Dr Lagan said that more and more, ethics are being separated from business.

“An organisation is only as ethical as its employees,” she said. “A code of conduct is easy to read and write, but implementing it is a more challenging task.

“We all see the world differently and have our own assumptions on how people should act, and we need to consider this in a code of conduct.”

She said that the priorities of the leader/manager become the organisation’s priorities.

“People learn with their eyes. They see what their leaders or managers are doing to set an example and they follow.”

Turning the focus to elected leadership, participants from the 2010 Emerging Leaders Program also delivered an inspiring presentation, addressing the question, “Is Local Government representative Ö and does it need to be?”

Initiated in 2004, the Emerging Leaders Program annually engages staff of all ages from a mix of rural and metropolitan councils, who aspire to positions of leadership.

The program provides them with an opportunity to understand their own and others’ management and leadership styles, including that of CEOs, elected members and businesses.

Presenting their findings to the question in a news report fashion, the 2010 Emerging Leaders said their research found that overwhelmingly, Local Government does need to be more representative of the community, but that changes are needed across the sector for this to occur.

Significantly, their research found that there is a large anomaly between what residents and councillors themselves believe the role of a councillor is.

More than half of the citizens interviewed had never contacted a councillor before and

45 per cent did not know what ward they lived in.

They also found that councillors generally tend to be educated, retired and self employed, which is not entirely representative.

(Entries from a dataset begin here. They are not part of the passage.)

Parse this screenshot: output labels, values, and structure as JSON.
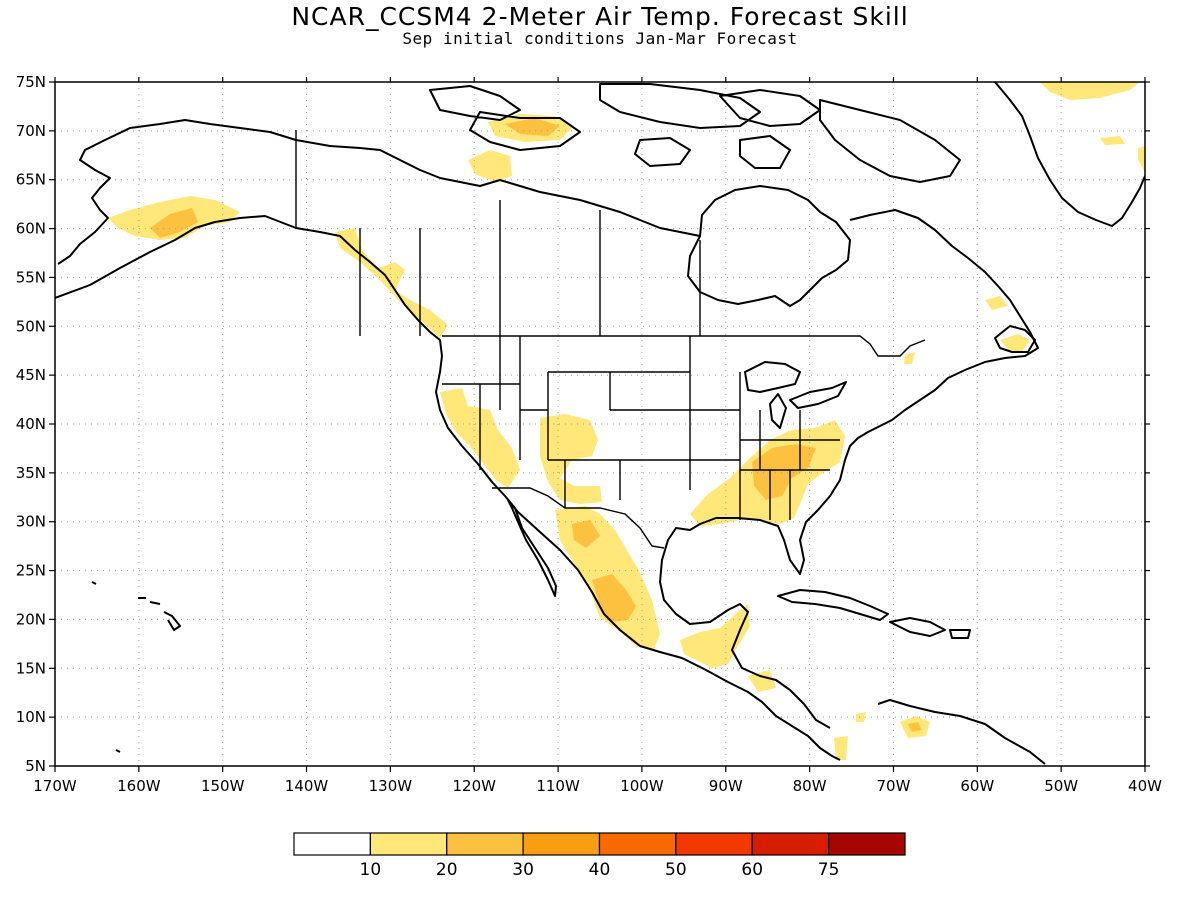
{
  "title": "NCAR_CCSM4 2-Meter Air Temp. Forecast Skill",
  "subtitle": "Sep initial conditions  Jan-Mar Forecast",
  "map": {
    "lon_range": [
      -170,
      -40
    ],
    "lat_range": [
      5,
      75
    ],
    "lat_ticks": [
      "75N",
      "70N",
      "65N",
      "60N",
      "55N",
      "50N",
      "45N",
      "40N",
      "35N",
      "30N",
      "25N",
      "20N",
      "15N",
      "10N",
      "5N"
    ],
    "lon_ticks": [
      "170W",
      "160W",
      "150W",
      "140W",
      "130W",
      "120W",
      "110W",
      "100W",
      "90W",
      "80W",
      "70W",
      "60W",
      "50W",
      "40W"
    ],
    "gridlines": true,
    "coastline_color": "#000000"
  },
  "skill_regions": [
    {
      "name": "alaska-south",
      "level": 1
    },
    {
      "name": "alaska-peak",
      "level": 2
    },
    {
      "name": "victoria-island",
      "level": 1
    },
    {
      "name": "victoria-peak",
      "level": 2
    },
    {
      "name": "banks-area",
      "level": 1
    },
    {
      "name": "bc-coast",
      "level": 1
    },
    {
      "name": "greenland-north",
      "level": 1
    },
    {
      "name": "greenland-east",
      "level": 1
    },
    {
      "name": "us-southwest",
      "level": 1
    },
    {
      "name": "four-corners",
      "level": 1
    },
    {
      "name": "mexico-west",
      "level": 1
    },
    {
      "name": "mexico-central",
      "level": 2
    },
    {
      "name": "central-america",
      "level": 1
    },
    {
      "name": "us-southeast",
      "level": 1
    },
    {
      "name": "southeast-core",
      "level": 2
    },
    {
      "name": "newfoundland",
      "level": 1
    },
    {
      "name": "venezuela",
      "level": 1
    },
    {
      "name": "venezuela-peak",
      "level": 2
    }
  ],
  "colorbar": {
    "colors": [
      "#ffffff",
      "#ffe77a",
      "#fcc13e",
      "#f99e12",
      "#f76a00",
      "#f23a00",
      "#d71d00",
      "#a50600"
    ],
    "labels": [
      "10",
      "20",
      "30",
      "40",
      "50",
      "60",
      "75"
    ]
  }
}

The Emerging Leaders suggested that the years 2011 to 2016 be years of change and processes of community education. They called for more online engagement, consultation and education to increase residents’ understanding of the role of councillors and councils, as well as how they can participate and have their voice heard.

Technology advances, such as streaming council meetings and consultation processes live on council websites – and even translating them – could capture a new audience and greater representation.

In addition, the councillor role needs to be promoted in a better light, as most people see it as a position that is very time consuming, with low remuneration. By presenting the position in a better light, a greater variety of people will run for council and it will ultimately become a more representative sector.